Das bisschen Marktwirtschaft, dem sich die Zahnärzteschaft jetzt durch das Festzuschusssystem ausgesetzt sieht, gibt den im wahrsten Sinne betroffenen Kollegen vielmehr noch eine letzte Frist, sich auf das, was mit Sicherheit kommen wird, ernsthaft vorzubereiten, indem sie energisch an ihrem Ruf arbeiten. Entweder, sie verbessern die Qualität ihrer Leistung und überzeugen den Verbraucher gleichzeitig, dass sie ihm den jetzt zu zahlenden, höhere Preis auch wert ist. Oder sie werden sich den Gesetzen der Marktwirtschaft folgend gezwungen sehen, die qualitativ gleichbleibende Leistung zu einem günstigeren Preis anzubieten. In der freien Marktwirtschaft ist das kein Problem, wie man deutlich daran erkennen kann, dass Lidl und Aldi gerade in diesen Zeiten prosperieren und ihre Marktposition ausbauen. Noch deutlicher sieht man es an dem unverhohlenen Interesse der Implantathersteller, die Implantologie in den Leistungskatalog der gesetzlichen Versicherer zu überführen. Wenn sie auch dadurch gezwungen wären, ihre Preise um ein Drittel zu reduzieren, würden sie dennoch ein glänzendes Geschäft machen, wenn sie dafür die doppelte Menge an Implantaten verkauften.

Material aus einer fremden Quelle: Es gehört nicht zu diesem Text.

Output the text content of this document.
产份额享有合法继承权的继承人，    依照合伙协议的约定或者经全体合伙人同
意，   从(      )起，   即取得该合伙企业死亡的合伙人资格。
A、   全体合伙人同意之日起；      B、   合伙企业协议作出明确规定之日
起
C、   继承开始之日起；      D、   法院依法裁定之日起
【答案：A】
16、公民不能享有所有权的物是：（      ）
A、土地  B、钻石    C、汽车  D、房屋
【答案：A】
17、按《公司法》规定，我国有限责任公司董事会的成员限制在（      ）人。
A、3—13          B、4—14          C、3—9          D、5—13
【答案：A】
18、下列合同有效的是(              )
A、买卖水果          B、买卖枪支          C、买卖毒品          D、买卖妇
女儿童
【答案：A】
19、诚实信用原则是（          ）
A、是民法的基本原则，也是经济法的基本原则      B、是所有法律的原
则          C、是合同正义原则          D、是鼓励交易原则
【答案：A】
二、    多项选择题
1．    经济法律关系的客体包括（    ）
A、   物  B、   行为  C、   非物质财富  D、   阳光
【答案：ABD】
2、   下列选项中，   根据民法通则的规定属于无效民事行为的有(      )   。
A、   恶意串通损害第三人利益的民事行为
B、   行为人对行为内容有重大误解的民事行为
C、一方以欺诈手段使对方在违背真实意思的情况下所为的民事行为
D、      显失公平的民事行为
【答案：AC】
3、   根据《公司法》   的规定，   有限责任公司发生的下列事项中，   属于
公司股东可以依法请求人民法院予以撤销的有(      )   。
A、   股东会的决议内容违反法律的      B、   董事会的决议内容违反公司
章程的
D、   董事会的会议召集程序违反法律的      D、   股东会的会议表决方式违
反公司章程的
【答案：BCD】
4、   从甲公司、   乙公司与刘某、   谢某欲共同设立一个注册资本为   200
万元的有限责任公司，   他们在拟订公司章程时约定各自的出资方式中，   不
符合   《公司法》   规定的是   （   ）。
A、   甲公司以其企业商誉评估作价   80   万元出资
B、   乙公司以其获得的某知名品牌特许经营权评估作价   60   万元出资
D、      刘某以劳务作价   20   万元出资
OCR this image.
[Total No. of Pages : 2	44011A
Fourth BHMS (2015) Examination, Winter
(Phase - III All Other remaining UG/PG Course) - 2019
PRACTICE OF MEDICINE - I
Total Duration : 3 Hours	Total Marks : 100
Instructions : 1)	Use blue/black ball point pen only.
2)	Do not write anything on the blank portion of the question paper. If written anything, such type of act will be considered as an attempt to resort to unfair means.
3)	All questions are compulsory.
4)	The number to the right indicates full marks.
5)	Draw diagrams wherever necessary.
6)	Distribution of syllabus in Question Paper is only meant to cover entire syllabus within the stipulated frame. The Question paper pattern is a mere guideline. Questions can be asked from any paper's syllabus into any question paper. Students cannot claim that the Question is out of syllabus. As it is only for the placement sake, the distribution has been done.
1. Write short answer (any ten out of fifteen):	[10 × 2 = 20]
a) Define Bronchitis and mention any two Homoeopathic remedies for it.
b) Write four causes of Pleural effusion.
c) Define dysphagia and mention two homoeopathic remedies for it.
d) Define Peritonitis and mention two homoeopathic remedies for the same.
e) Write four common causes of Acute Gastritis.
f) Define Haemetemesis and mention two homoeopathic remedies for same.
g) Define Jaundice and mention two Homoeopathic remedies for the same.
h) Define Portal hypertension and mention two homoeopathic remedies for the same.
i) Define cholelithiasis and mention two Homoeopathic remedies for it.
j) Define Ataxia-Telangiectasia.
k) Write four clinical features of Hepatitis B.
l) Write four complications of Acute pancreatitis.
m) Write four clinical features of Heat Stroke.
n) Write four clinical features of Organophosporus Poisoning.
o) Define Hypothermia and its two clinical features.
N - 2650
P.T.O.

Man kann es auch an dem bei Zahnärzten so gerne bemühten Beispiel vom Golf und Mercedes verdeutlichen. Natürlich würde jeder Verbraucher den Mercedes wählen, wenn er denn vor die Wahl gestellt würde. Aber warum fahren dann nicht alle Mercedes? Ganz einfach. Es stellt sie niemand vor die Wahl. Unveränderbare Tatsache ist nämlich, dass die erdrückende Mehrzahl der Bewohner dieses unseres Landes froh wären, sich einen Golf leisten zu können.
Wir entschuldigen uns gerne bei allen, denen wir jetzt zu nahe getreten sind. Allein, wir können das anhaltende Gejammer nicht mehr hören.